Terça-feira, Janeiro 13, 2009

VARA, AGAIN


Armando Vara anda de novo nas bocas do mundo. Desta vez porque a Caixa Geral de Depósitos indexou o seu lugar de origem ao nível salarial mais alto, tendo-o feito cinco ou seis semanas depois de ter abandonado a instituição (uma medida com reflexos no momento da reforma, quando ela chegar; Vara tem hoje 54 anos). Ponto prévio: Vara saiu mesmo da CGD, ou seja, quebrou o vínculo laboral. Não foi para a administração do Millennium BCP à boleia de licença sem vencimento ou requisição. Já uma vez escrevi que todo este burburinho à volta de Vara radica em pressupostos de casta. Vara nasceu em Lagarelhos, não acabou o curso de filosofia e começou a vida como empregado de balcão da CGD. No país dos doutores, os media não perdoam: como é que um homem destes, depois de ter sido várias vezes eleito deputado, foi duas vezes secretário de Estado e outras duas ministro (uma delas como adjunto do primeiro-ministro), tendo chegado a administrador da CGD e do Millennium BCP, os dois colossos do sistema bancário? Sim, houve o episódio rocambolesco da Fundação para a Prevenção e Segurança, que ditou a sua saída do governo de Guterres, mas, na impossibilidade de provar hipotéticas irregularidades, o Ministério Público mandou arquivar o processo, reconhecendo que Vara «não violou a Lei». Pertencesse Vara ao círculo dos happy few do eixo Lisboa-Cascais, ou viesse das famílias com pedigree... e os media metiam a viola no saco, como metem sempre (o recente imbróglio do BPP é eloquente), assobiando na direcção do vento.

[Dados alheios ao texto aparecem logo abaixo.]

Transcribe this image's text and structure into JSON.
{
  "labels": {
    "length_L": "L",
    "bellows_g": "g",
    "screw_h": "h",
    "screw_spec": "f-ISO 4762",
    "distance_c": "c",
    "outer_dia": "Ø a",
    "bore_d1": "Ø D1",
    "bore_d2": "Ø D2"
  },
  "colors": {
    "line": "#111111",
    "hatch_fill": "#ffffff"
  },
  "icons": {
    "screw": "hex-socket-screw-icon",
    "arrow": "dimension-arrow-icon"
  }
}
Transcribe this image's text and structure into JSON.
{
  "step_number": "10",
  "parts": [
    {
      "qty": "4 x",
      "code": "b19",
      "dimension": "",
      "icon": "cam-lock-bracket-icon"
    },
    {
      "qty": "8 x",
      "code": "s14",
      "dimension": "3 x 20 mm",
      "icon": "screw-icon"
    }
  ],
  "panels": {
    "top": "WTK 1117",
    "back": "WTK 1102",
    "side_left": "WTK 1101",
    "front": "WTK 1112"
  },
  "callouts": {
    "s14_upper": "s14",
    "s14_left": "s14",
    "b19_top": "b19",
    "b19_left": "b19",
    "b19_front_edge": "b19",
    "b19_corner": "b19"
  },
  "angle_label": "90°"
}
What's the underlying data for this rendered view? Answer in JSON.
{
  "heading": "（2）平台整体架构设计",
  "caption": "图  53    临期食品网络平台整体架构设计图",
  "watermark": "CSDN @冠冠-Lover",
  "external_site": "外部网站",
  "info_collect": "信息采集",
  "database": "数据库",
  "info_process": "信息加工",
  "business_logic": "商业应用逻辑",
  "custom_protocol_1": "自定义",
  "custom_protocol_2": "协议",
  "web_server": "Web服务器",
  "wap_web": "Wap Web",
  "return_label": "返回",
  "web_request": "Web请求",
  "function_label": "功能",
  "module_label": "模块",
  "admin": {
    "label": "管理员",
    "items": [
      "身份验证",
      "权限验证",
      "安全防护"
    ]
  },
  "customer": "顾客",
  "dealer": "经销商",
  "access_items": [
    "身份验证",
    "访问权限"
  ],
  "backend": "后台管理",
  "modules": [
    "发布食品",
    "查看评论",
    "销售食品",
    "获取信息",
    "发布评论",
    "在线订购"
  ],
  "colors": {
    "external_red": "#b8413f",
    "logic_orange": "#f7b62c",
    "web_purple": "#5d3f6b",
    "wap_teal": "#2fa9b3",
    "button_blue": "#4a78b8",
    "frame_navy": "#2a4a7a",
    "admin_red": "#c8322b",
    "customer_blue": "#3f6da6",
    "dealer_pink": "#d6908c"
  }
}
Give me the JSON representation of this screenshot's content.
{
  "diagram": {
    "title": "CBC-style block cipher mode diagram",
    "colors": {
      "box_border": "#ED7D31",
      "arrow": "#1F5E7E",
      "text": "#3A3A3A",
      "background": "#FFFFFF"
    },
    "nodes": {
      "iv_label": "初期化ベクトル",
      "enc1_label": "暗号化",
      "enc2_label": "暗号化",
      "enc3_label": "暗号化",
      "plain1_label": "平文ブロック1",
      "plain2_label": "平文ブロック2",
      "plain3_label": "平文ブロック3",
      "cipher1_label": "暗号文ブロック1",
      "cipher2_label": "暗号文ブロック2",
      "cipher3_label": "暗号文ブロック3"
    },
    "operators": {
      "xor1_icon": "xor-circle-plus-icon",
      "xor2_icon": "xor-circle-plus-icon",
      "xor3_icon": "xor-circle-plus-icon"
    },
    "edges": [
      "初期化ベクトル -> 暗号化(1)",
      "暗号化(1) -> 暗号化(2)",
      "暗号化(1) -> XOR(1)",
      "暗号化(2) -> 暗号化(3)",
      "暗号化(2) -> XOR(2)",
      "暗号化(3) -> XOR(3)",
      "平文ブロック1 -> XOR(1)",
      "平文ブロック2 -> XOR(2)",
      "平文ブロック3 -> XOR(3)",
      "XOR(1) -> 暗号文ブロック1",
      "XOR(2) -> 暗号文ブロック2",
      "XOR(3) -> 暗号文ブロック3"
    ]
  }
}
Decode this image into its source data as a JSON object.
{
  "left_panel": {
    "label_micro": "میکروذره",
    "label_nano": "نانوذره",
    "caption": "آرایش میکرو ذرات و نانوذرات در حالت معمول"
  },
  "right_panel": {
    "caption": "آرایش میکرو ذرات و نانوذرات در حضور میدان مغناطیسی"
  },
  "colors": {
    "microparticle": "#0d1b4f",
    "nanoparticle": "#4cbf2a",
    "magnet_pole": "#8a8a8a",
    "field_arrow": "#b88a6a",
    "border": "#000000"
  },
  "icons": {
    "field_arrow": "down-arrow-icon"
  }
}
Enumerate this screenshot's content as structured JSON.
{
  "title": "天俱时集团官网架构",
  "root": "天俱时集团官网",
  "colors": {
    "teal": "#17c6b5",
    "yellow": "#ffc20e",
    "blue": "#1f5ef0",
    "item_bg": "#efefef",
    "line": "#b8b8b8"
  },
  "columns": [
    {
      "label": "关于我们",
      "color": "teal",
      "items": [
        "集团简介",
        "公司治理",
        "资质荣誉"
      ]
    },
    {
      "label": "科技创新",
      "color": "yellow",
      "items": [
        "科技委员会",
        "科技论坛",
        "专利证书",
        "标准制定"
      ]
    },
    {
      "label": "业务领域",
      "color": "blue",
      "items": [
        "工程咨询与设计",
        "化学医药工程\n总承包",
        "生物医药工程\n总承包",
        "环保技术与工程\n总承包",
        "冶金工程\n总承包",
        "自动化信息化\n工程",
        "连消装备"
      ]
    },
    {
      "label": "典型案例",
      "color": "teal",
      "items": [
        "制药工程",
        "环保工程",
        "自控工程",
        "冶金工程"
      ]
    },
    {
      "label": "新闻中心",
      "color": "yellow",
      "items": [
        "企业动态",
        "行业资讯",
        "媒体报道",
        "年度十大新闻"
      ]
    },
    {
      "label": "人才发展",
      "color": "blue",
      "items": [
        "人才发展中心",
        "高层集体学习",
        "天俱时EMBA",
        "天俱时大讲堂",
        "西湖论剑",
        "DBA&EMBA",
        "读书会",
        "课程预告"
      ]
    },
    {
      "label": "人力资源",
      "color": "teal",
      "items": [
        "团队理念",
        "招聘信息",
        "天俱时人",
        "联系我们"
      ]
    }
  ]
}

Mas há o outro lado da questão. E o outro lado da questão começa no PREC, quando, para obviar aos salários baixos, os sindicatos das corporações influentes conseguiram impor uma panóplia de benefits que fizeram o seu caminho nos últimos 30 anos. São as famosas conquistas. (Em 2005, Sócrates destapou a tampa, o que explica grande parte do rancor, mas há gamelas de fundo muito fundo e nem tudo veio à tona.) O artifício da indexação ao escalão salarial mais alto, no momento da transferência, exoneração ou reforma — isto é, quando ocorre quebra de vínculo —, não é novidade nenhuma. Pratica-se em inúmeras empresas públicas e privadas. Não faço a defesa do procedimento. Limito-me a constatar o facto. Até determinada altura (creio que até 1999), um funcionário público podia aposentar-se com a categoria obtida na véspera. Alguém, com idade e antiguidade nos termos da lei, pretendendo sair, fazia chegar essa pretensão ao topo quando abria concurso, concorria, ficava em 1.º lugar (os opositores não reclamavam por estarem a par do expediente), tomava posse, e, no dia seguinte, aposentava-se. Mas isso acabou. Desde 1999 ou 2000 a Caixa Geral de Aposentações exige dois anos de descontos para indexar a pensão de aposentação ao último vencimento. Bem vistas as coisas, isto não é muito diferente de passar o bancário do nível 17 para o nível 18 no momento do adeus. Ora, este tipo de lugar-comum devia levar a uma abordagem não-fulanizada. Se os media querem indignar-se, podiam começar por investigar a extensão dos benefits escondidos — como fez o Expresso esta semana, revelando que o Millennium BCP tem 28 quadros superiores a trabalhar noutras empresas, mantendo 70% do salário do lugar de origem; «está nos Estatutos», dizem eles —, porque Vara não tem seguramente o seu monopólio.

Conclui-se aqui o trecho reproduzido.